Hass denuncia duramente la connivenza non soltanto statunitense, ma anche europea con Israele: “Noi, cioè persone di sinistra, israeliani, ebrei, palestinesi, siamo anche stufi di queste affermazioni dell’Europa, che continua a ripetere condanne contro Israele, ma solo a parole e senza nessun impatto”.
Il problema, spiega, è che la maggioranza degli ebrei israeliani sostiene quanto sta accadendo: “hanno deciso di smettere di essere sconvolti da queste immagini di terrore commesso quotidianamente dagli israeliani.Trovano sempre delle scuse per giustificare le uccisioni di bambini, sia a Gaza sia in Cisgiordania“.
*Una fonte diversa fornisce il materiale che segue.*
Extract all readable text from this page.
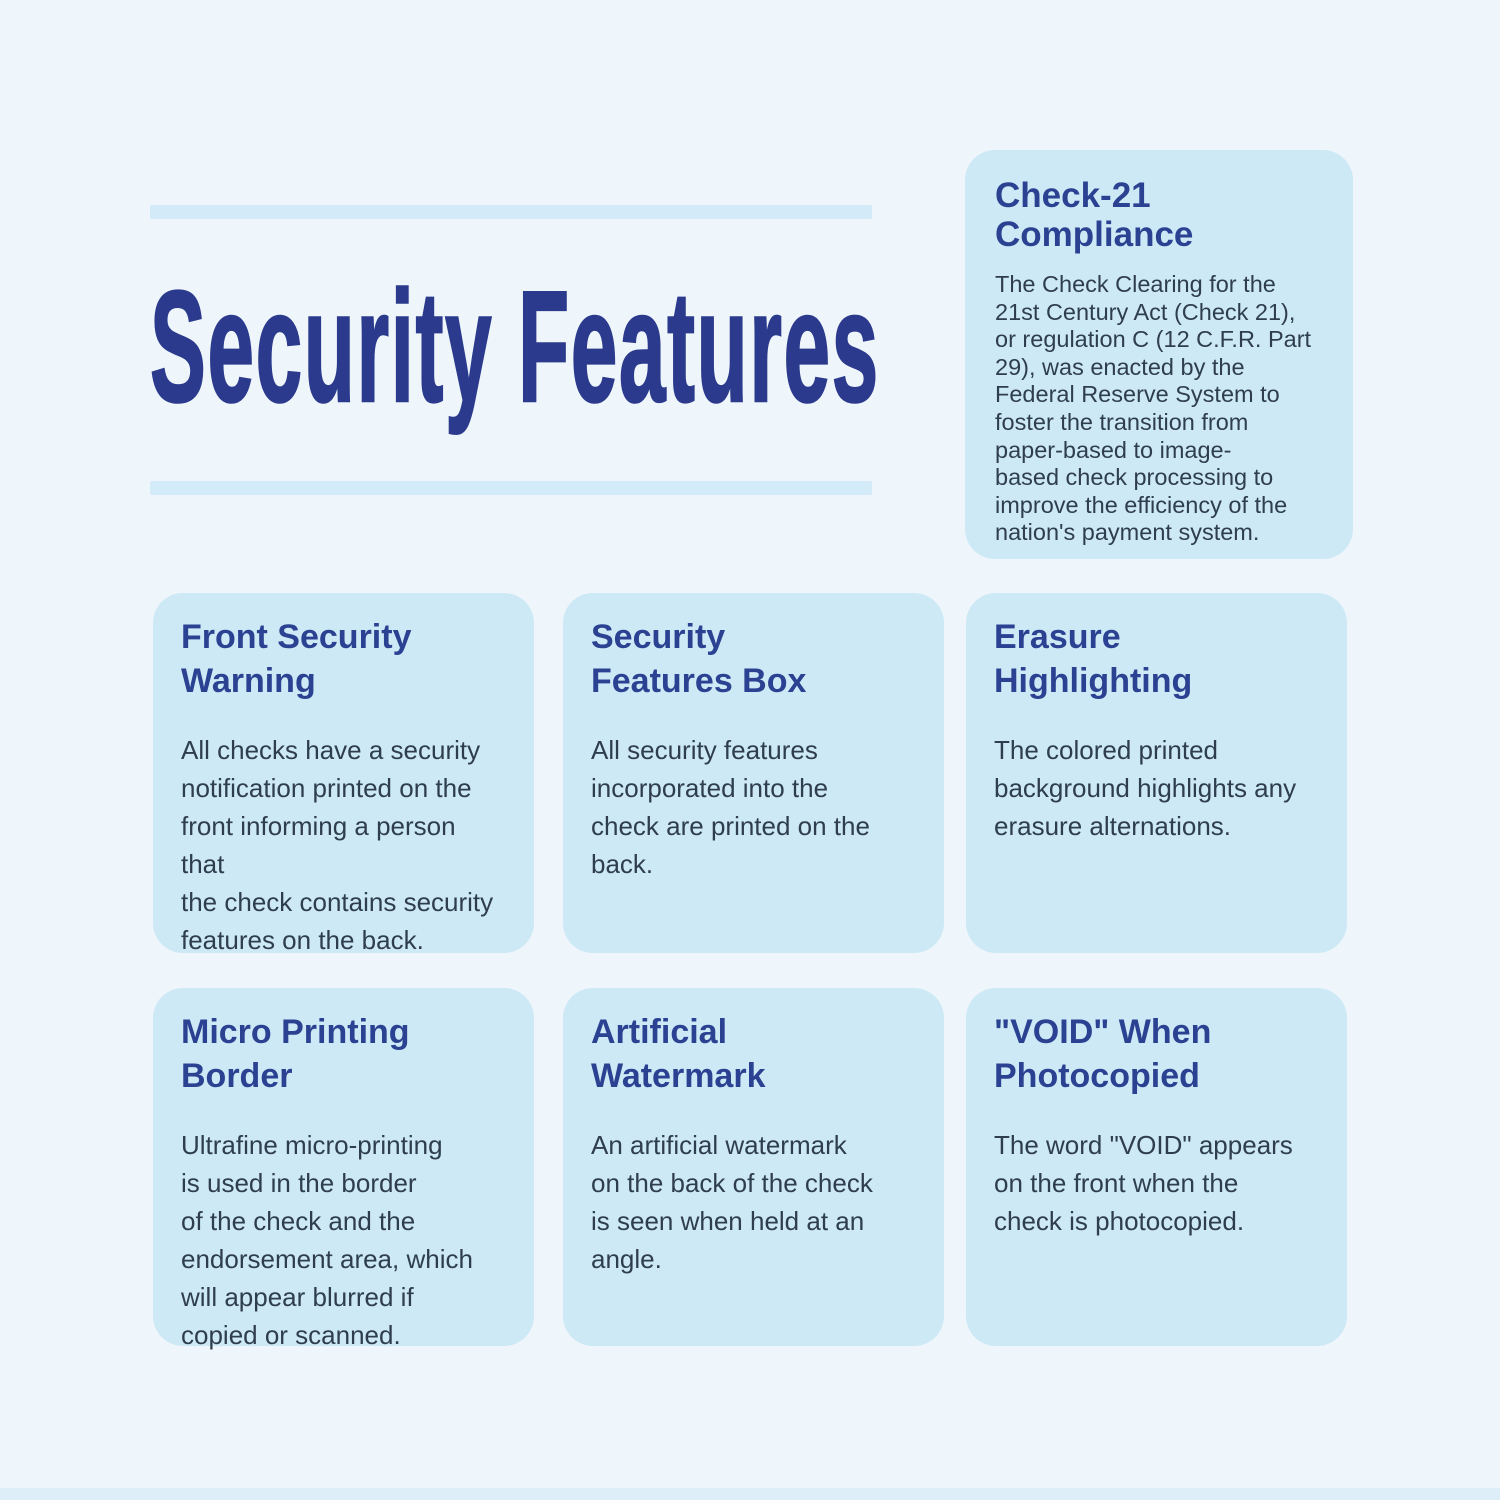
Security Features
Check-21
Compliance

The Check Clearing for the
21st Century Act (Check 21),
or regulation C (12 C.F.R. Part
29), was enacted by the
Federal Reserve System to
foster the transition from
paper-based to image-
based check processing to
improve the efficiency of the
nation's payment system.

Front Security
Warning

All checks have a security
notification printed on the
front informing a person that
the check contains security
features on the back.

Security
Features Box

All security features
incorporated into the
check are printed on the
back.

Erasure
Highlighting

The colored printed
background highlights any
erasure alternations.

Micro Printing
Border

Ultrafine micro-printing
is used in the border
of the check and the
endorsement area, which
will appear blurred if
copied or scanned.

Artificial
Watermark

An artificial watermark
on the back of the check
is seen when held at an
angle.

"VOID" When
Photocopied

The word "VOID" appears
on the front when the
check is photocopied.
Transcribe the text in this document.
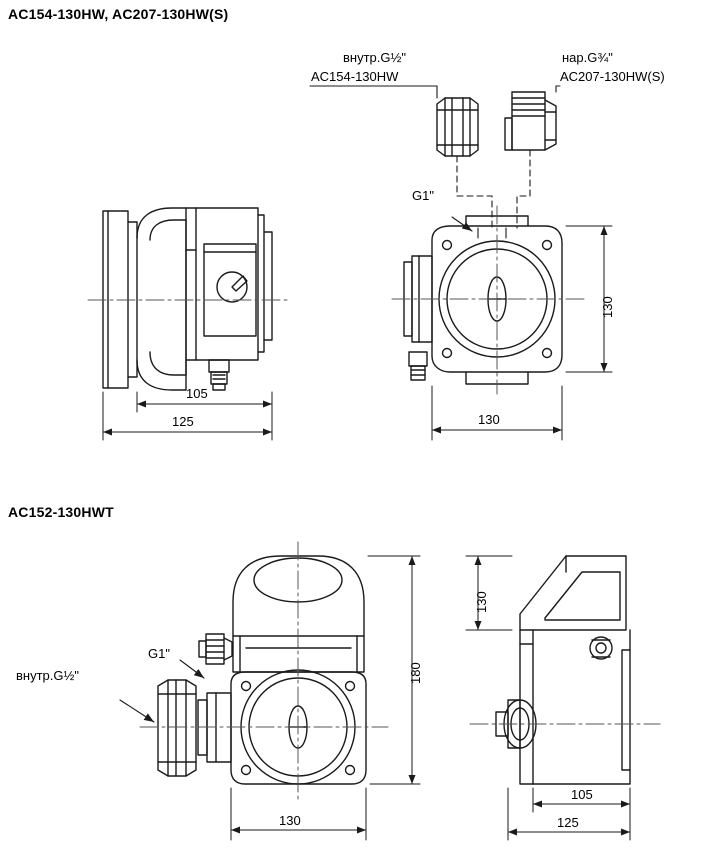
AC154-130HW, AC207-130HW(S)
AC152-130HWT
внутр.G½"
AC154-130HW
нар.G¾"
AC207-130HW(S)
G1"
105
125	130
130
внутр.G½"
G1"
180
130
130
105
125
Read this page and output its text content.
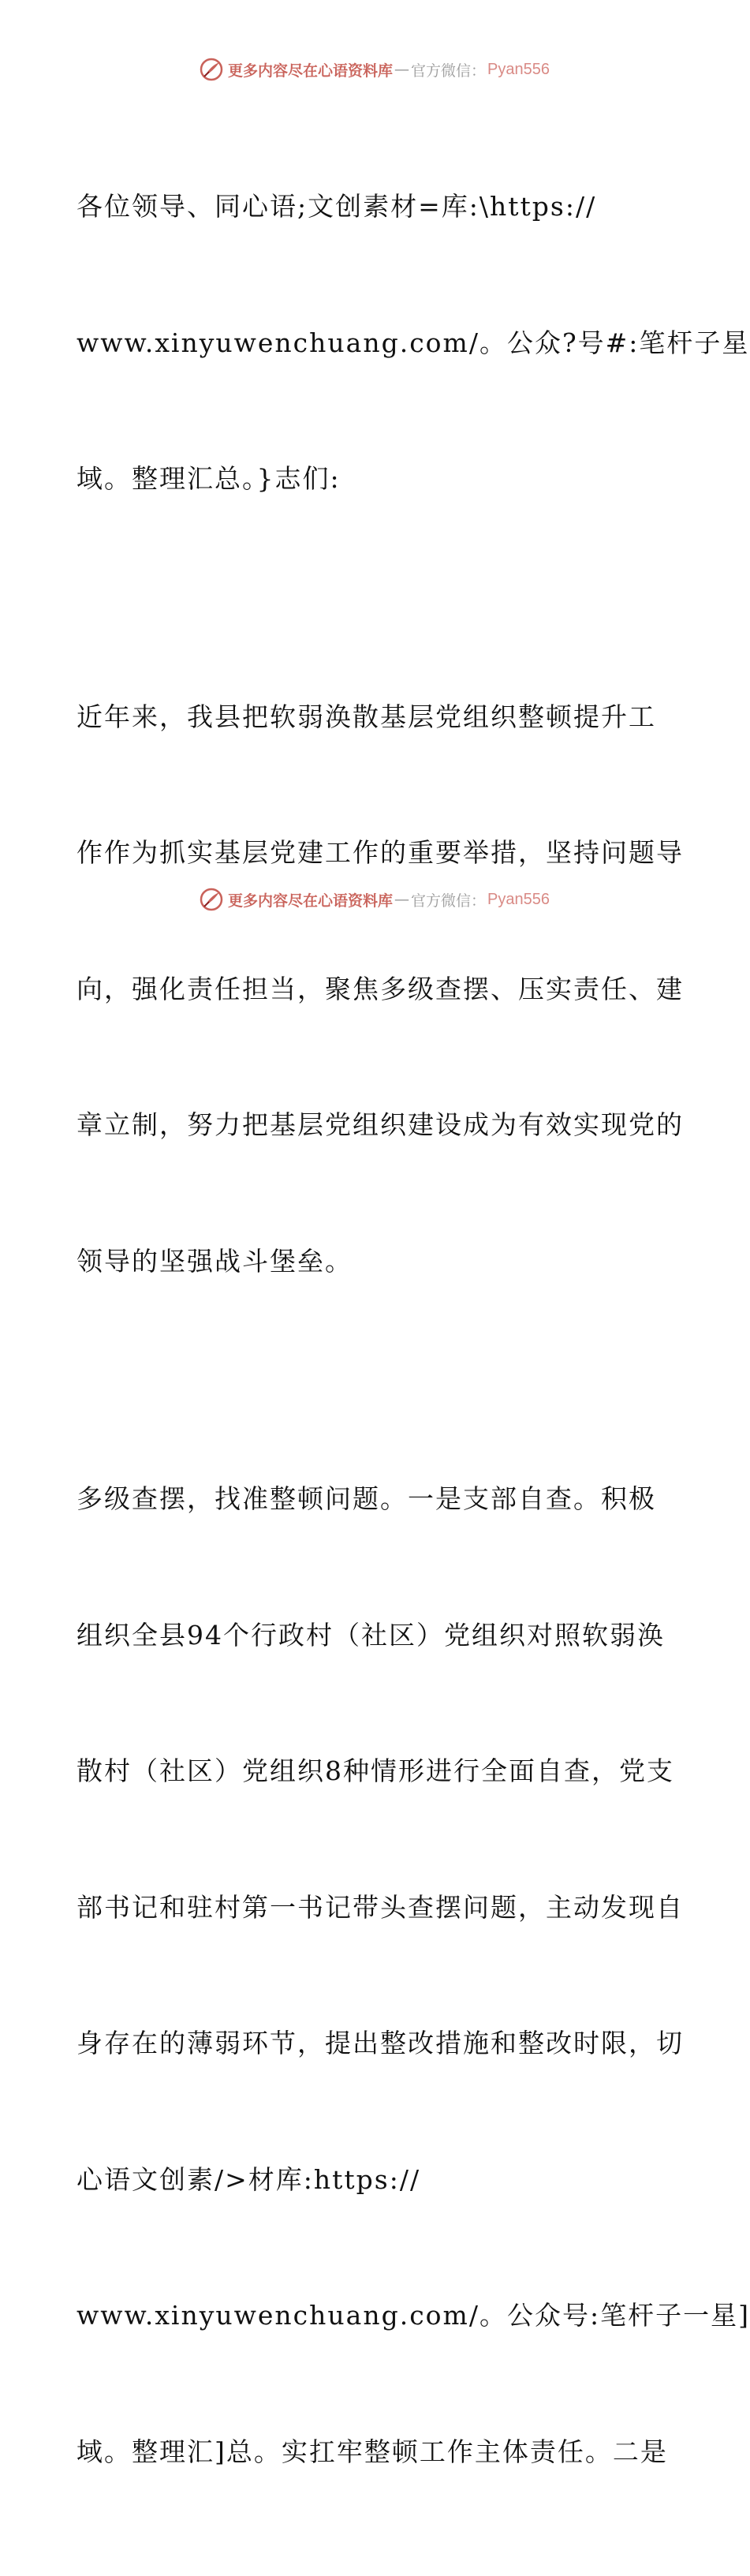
更多内容尽在心语资料库 — 官方微信： Pyan556

各位领导、同心语;文创素材=库:\https://

www.xinyuwenchuang.com/。公众?号#:笔杆子星

域。整理汇总。}志们:

近年来，我县把软弱涣散基层党组织整顿提升工

作作为抓实基层党建工作的重要举措，坚持问题导

向，强化责任担当，聚焦多级查摆、压实责任、建

章立制，努力把基层党组织建设成为有效实现党的

领导的坚强战斗堡垒。

多级查摆，找准整顿问题。一是支部自查。积极

组织全县94个行政村（社区）党组织对照软弱涣

散村（社区）党组织8种情形进行全面自查，党支

部书记和驻村第一书记带头查摆问题，主动发现自

身存在的薄弱环节，提出整改措施和整改时限，切

心语文创素/>材库:https://

www.xinyuwenchuang.com/。公众号:笔杆子一星]

域。整理汇]总。实扛牢整顿工作主体责任。二是

更多内容尽在心语资料库 — 官方微信： Pyan556
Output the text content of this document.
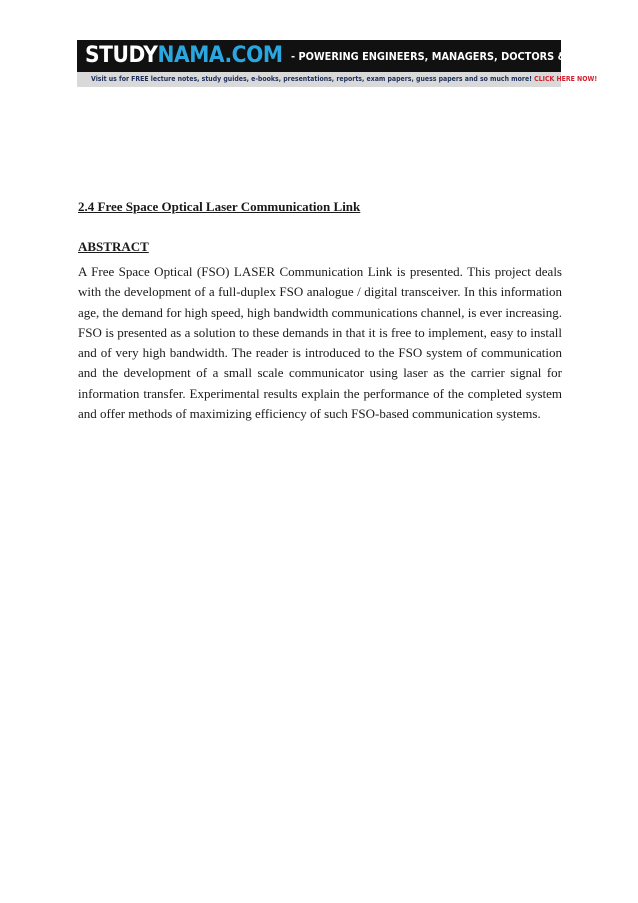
STUDYNAMA.COM - POWERING ENGINEERS, MANAGERS, DOCTORS & LAWYERS.
Visit us for FREE lecture notes, study guides, e-books, presentations, reports, exam papers, guess papers and so much more! CLICK HERE NOW!
2.4 Free Space Optical Laser Communication Link
ABSTRACT
A Free Space Optical (FSO) LASER Communication Link is presented. This project deals
with the development of a full-duplex FSO analogue / digital transceiver. In this information
age, the demand for high speed, high bandwidth communications channel, is ever increasing.
FSO is presented as a solution to these demands in that it is free to implement, easy to install
and of very high bandwidth. The reader is introduced to the FSO system of communication
and the development of a small scale communicator using laser as the carrier signal for
information transfer. Experimental results explain the performance of the completed system
and offer methods of maximizing efficiency of such FSO-based communication systems.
Quando Netanyahu invita gli ebrei di tutto il mondo a trasferirsi perché “lo spazio sta aumentando” con la cacciata dei palestinesi, il risultato, osserva la giornalista, è che “tutta la popolazione ebrea mondiale finisce per essere poi complice di questi atti di deportazioni di massa e di uccisioni nei territori palestinesi”.